После утренней переклички всех новичков заставили пройти парадом перед эсэсовскими офицерами. Там были не только четыреста человек из Бухенвальда, но еще и более тысячи узников Дахау, Нацвейлера, Маутхаузена, Флоссенбюрга и Заксенхаузена, а также 186 женщин из Равенсбрюка – всего 1674 человека. Им приказали раздеться донага и медленно идти мимо офицеров, чтобы те могли провести тщательную оценку. Тех, кто казался старым или больным, отправляли налево, остальных направо. Каждый прекрасно понимал, что ждет тех, кто стоит слева. Соотношение было половина на половину.

Наступила очередь Фрица. Когда он приблизился, офицер осмотрел его с ног до головы и тут же указал направо. Фриц стоял и смотрел, как разворачивалась дальнейшая драма. Наконец очередь дошла до его отца. Густаву перевалило за пятьдесят, и в последний год на его долю выпало немало страданий. Несколько сот человек его возраста – и моложе – уже стояли слева. Фриц с замирающим сердцем, затаив дыхание, смотрел, как офицеры осматривают его отца. Потом взмах руки – направо. Густав подошел и встал рядом с сыном.

По итогам смотра более шестисот человек – включая примерно сто из Бухенвальда и практически всех из Дахау – были признаны негодными. Среди них оказалось множество старых друзей и знакомых Густава и Фрица. Их отвели в Биркенау, и больше они не вернулись.

«Так начинали в Освенциме жители Бухенвальда, – позднее вспоминал Фриц. – Теперь мы знали, что все приговорены к смерти».

Но не немедленной. После отбора оставшихся восемьсот человек вывели из лагеря. Однако, вместо того чтобы конвоировать на запад, в сторону железной дороги и Биркенау, их повели на восток. У СС была для них работа – строить новый лагерь. Они перешли через реку, миновали город Освенцим и оказались в полях.

Шагая по дороге, по которой их гнали привычным беспощадным образом, бухенвальдцы тем не менее чувствовали облегчение, несоразмерное обстоятельствам. Они выжили – это было главное.

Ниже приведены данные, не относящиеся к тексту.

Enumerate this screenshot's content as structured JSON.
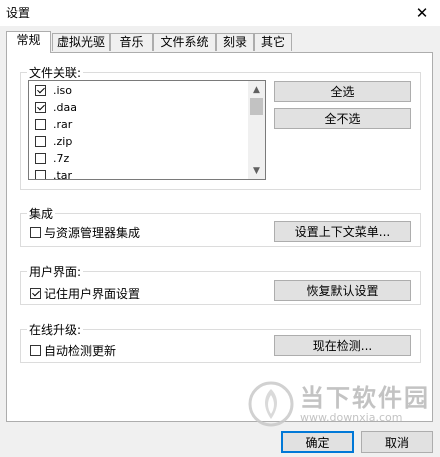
{
  "window": {
    "title": "设置",
    "close_glyph": "✕"
  },
  "tabs": [
    {
      "label": "常规",
      "active": true
    },
    {
      "label": "虚拟光驱",
      "active": false
    },
    {
      "label": "音乐",
      "active": false
    },
    {
      "label": "文件系统",
      "active": false
    },
    {
      "label": "刻录",
      "active": false
    },
    {
      "label": "其它",
      "active": false
    }
  ],
  "file_assoc": {
    "legend": "文件关联:",
    "items": [
      {
        "label": ".iso",
        "checked": true
      },
      {
        "label": ".daa",
        "checked": true
      },
      {
        "label": ".rar",
        "checked": false
      },
      {
        "label": ".zip",
        "checked": false
      },
      {
        "label": ".7z",
        "checked": false
      },
      {
        "label": ".tar",
        "checked": false
      }
    ],
    "select_all": "全选",
    "select_none": "全不选"
  },
  "integration": {
    "legend": "集成",
    "checkbox_label": "与资源管理器集成",
    "checked": false,
    "button": "设置上下文菜单..."
  },
  "ui_section": {
    "legend": "用户界面:",
    "checkbox_label": "记住用户界面设置",
    "checked": true,
    "button": "恢复默认设置"
  },
  "online_upgrade": {
    "legend": "在线升级:",
    "checkbox_label": "自动检测更新",
    "checked": false,
    "button": "现在检测..."
  },
  "footer": {
    "ok": "确定",
    "cancel": "取消"
  },
  "watermark": {
    "brand": "当下软件园",
    "url": "www.downxia.com"
  }
}
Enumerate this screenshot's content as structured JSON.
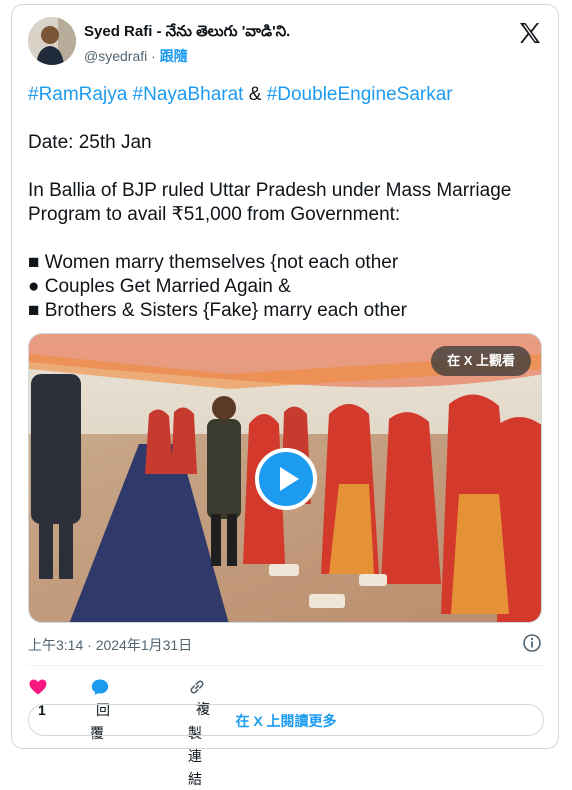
{
  "author": {
    "name": "Syed Rafi - నేను తెలుగు 'వాడి'ని.",
    "handle": "@syedrafi",
    "separator": "·",
    "follow_label": "跟隨"
  },
  "tweet": {
    "hashtags": [
      "#RamRajya",
      "#NayaBharat",
      "#DoubleEngineSarkar"
    ],
    "hashtag_joiner": "&",
    "date_line": "Date: 25th Jan",
    "paragraph": "In Ballia of BJP ruled Uttar Pradesh under Mass Marriage Program to avail ₹51,000 from Government:",
    "bullets": [
      "■ Women marry themselves {not each other",
      "● Couples Get Married Again &",
      "■ Brothers & Sisters {Fake} marry each other"
    ]
  },
  "media": {
    "watch_on_x_label": "在 X 上觀看"
  },
  "meta": {
    "timestamp": "上午3:14 · 2024年1月31日"
  },
  "actions": {
    "like_count": "1",
    "reply_label": "回覆",
    "copy_link_label": "複製連結"
  },
  "read_more_label": "在 X 上閱讀更多",
  "colors": {
    "accent": "#1d9bf0",
    "like": "#f91880",
    "text": "#0f1419",
    "muted": "#536471"
  }
}
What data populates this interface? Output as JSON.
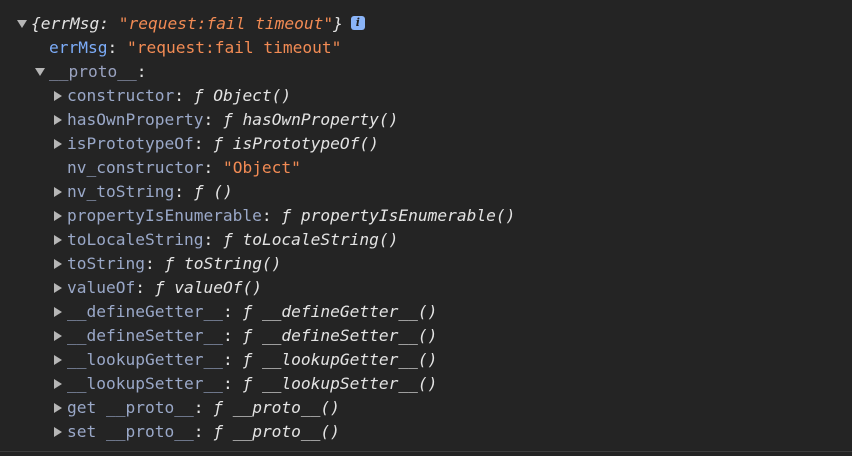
{
  "object": {
    "summary_open": "{",
    "summary_key": "errMsg",
    "summary_colon": ": ",
    "summary_value": "\"request:fail timeout\"",
    "summary_close": "}",
    "info_badge": "i"
  },
  "props": {
    "errMsg_key": "errMsg",
    "errMsg_value": "\"request:fail timeout\"",
    "proto_key": "__proto__",
    "proto_colon": ":"
  },
  "proto_items": [
    {
      "key": "constructor",
      "f": "ƒ",
      "value": "Object()"
    },
    {
      "key": "hasOwnProperty",
      "f": "ƒ",
      "value": "hasOwnProperty()"
    },
    {
      "key": "isPrototypeOf",
      "f": "ƒ",
      "value": "isPrototypeOf()"
    },
    {
      "key": "nv_constructor",
      "value": "\"Object\""
    },
    {
      "key": "nv_toString",
      "f": "ƒ",
      "value": "()"
    },
    {
      "key": "propertyIsEnumerable",
      "f": "ƒ",
      "value": "propertyIsEnumerable()"
    },
    {
      "key": "toLocaleString",
      "f": "ƒ",
      "value": "toLocaleString()"
    },
    {
      "key": "toString",
      "f": "ƒ",
      "value": "toString()"
    },
    {
      "key": "valueOf",
      "f": "ƒ",
      "value": "valueOf()"
    },
    {
      "key": "__defineGetter__",
      "f": "ƒ",
      "value": "__defineGetter__()"
    },
    {
      "key": "__defineSetter__",
      "f": "ƒ",
      "value": "__defineSetter__()"
    },
    {
      "key": "__lookupGetter__",
      "f": "ƒ",
      "value": "__lookupGetter__()"
    },
    {
      "key": "__lookupSetter__",
      "f": "ƒ",
      "value": "__lookupSetter__()"
    },
    {
      "key": "get __proto__",
      "f": "ƒ",
      "value": "__proto__()"
    },
    {
      "key": "set __proto__",
      "f": "ƒ",
      "value": "__proto__()"
    }
  ],
  "colors": {
    "background": "#242424",
    "key": "#7cacf8",
    "string": "#f28b54",
    "text": "#e3e3e3"
  }
}
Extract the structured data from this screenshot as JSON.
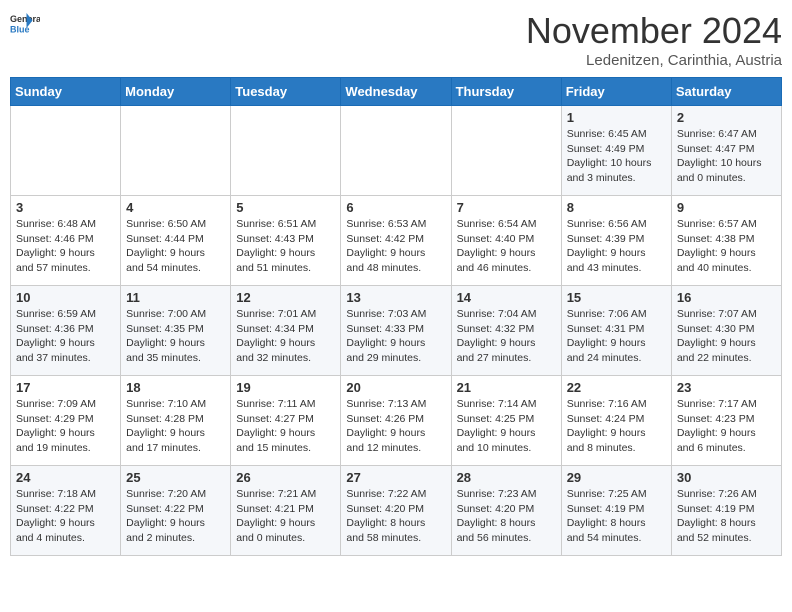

Способствовало ли этому вмешательство Фрица, заронившего в голову коменданта идею, что евреи могут быть строителями, никто не знал, но Густав считал, что было именно так. «Фриц по доброй воле поехал со мной, – писал он в своем дневнике. – Он верный спутник, он всегда рядом и обо всем заботится; моего мальчика все любят, и он для всех настоящий товарищ». По крайней мере некоторые верили, что вмешательство Фрица спасло их всех от газовой камеры.